Nédélec Group

Previous and current research

Modern microscopy has demonstrated the dynamic nature of biological organisation. The mitotic spindle, for example, is a stable and solid cellular structure; in a given cell type, it has a precise symmetry and very reproducible dimensions. Yet its main components – polar filaments called microtubules – are in rapid turnover. They grow, shrink and disappear in a matter of minutes, within a spindle that may remain steady for hours. Chromosomes and microtubules are connected by proteins which continuously and stochastically bind and unbind. The resulting assembly is highly dynamic and yet stable and remarkably precise; it applies the balanced forces necessary to position and segregate the chromosomes exactly.

The spindle is thus a fascinating structure, which illustrates a central question in biology: how can the uncoordinated and inevitably imperfect actions of proteins and molecules result in a structure able to fulfill its biological function with the utmost accuracy?

Obviously, understanding the collective behaviour is the challenge here, but it cannot be deduced from a simple statistical average.

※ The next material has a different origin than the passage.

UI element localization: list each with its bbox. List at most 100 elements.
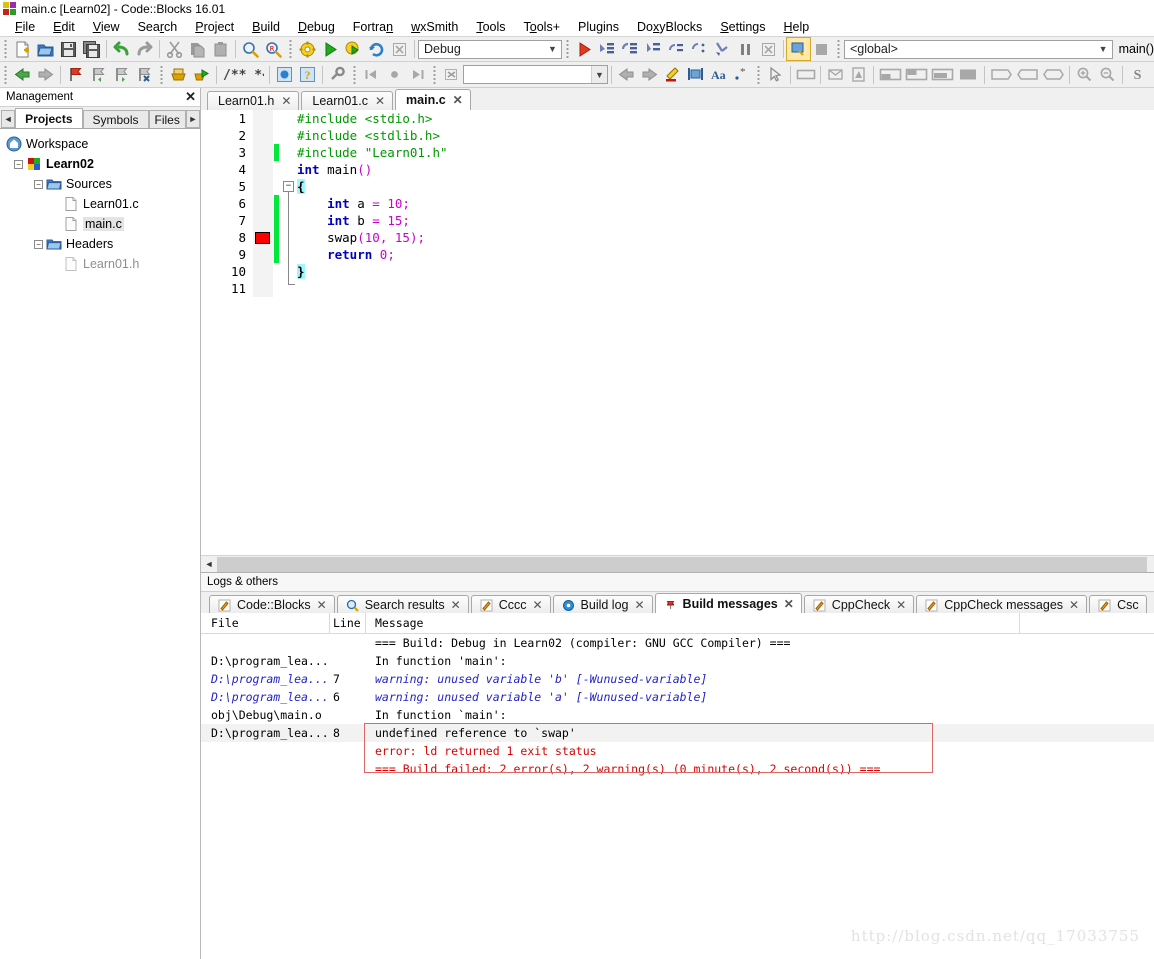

It is a challenging problem for several reasons: 1) the diversity of molecular players is often enormous; 2) their interactions are often dynamic and out-of-equilibrium; and 3) the properties of the proteins have been selected for the biological task by natural evolution. Understanding biological phenomena from their multiple biological components – systems biology – is a cutting-edge research topic.

We address this problem in practical terms by developing in vitro experiments and modelling tools. The in vitro approach allows us to reduce the number of components in the system: we can either remove a specific protein, or start from scratch by mixing purified components. Modelling allows us to recapitulate the process of protein organisation in a framework in which all the interactions are known exactly and can even be specified at will. In the past, we developed innovative numerical methods to simulate the collective behaviour of multiple polar fibres and of their associated proteins. They are implemented in a simulation engine called cytosim, which is also made available to our community. Simulations are often used to validate or refute existing ideas, but we try to use them in a more creative way: one can generate systematically various properties for the molecules, and automatically test their ability to form stable structures. The analysis of successful scenarios leads to the formulation of new hypotheses.

Future projects and goals

We will study systems in which experiments and theory can be synergistically combined.We currently focus on Xenopus egg extracts, an experimental system in which many aspects of mitosis can be recapitulated. We are also generally interested inmodeling cellular processes in which the cytoskeleton is a major player, such as the different stages of mitosis, the generation of cell shape in S. pombe, or the generation of asymmetry during cell division.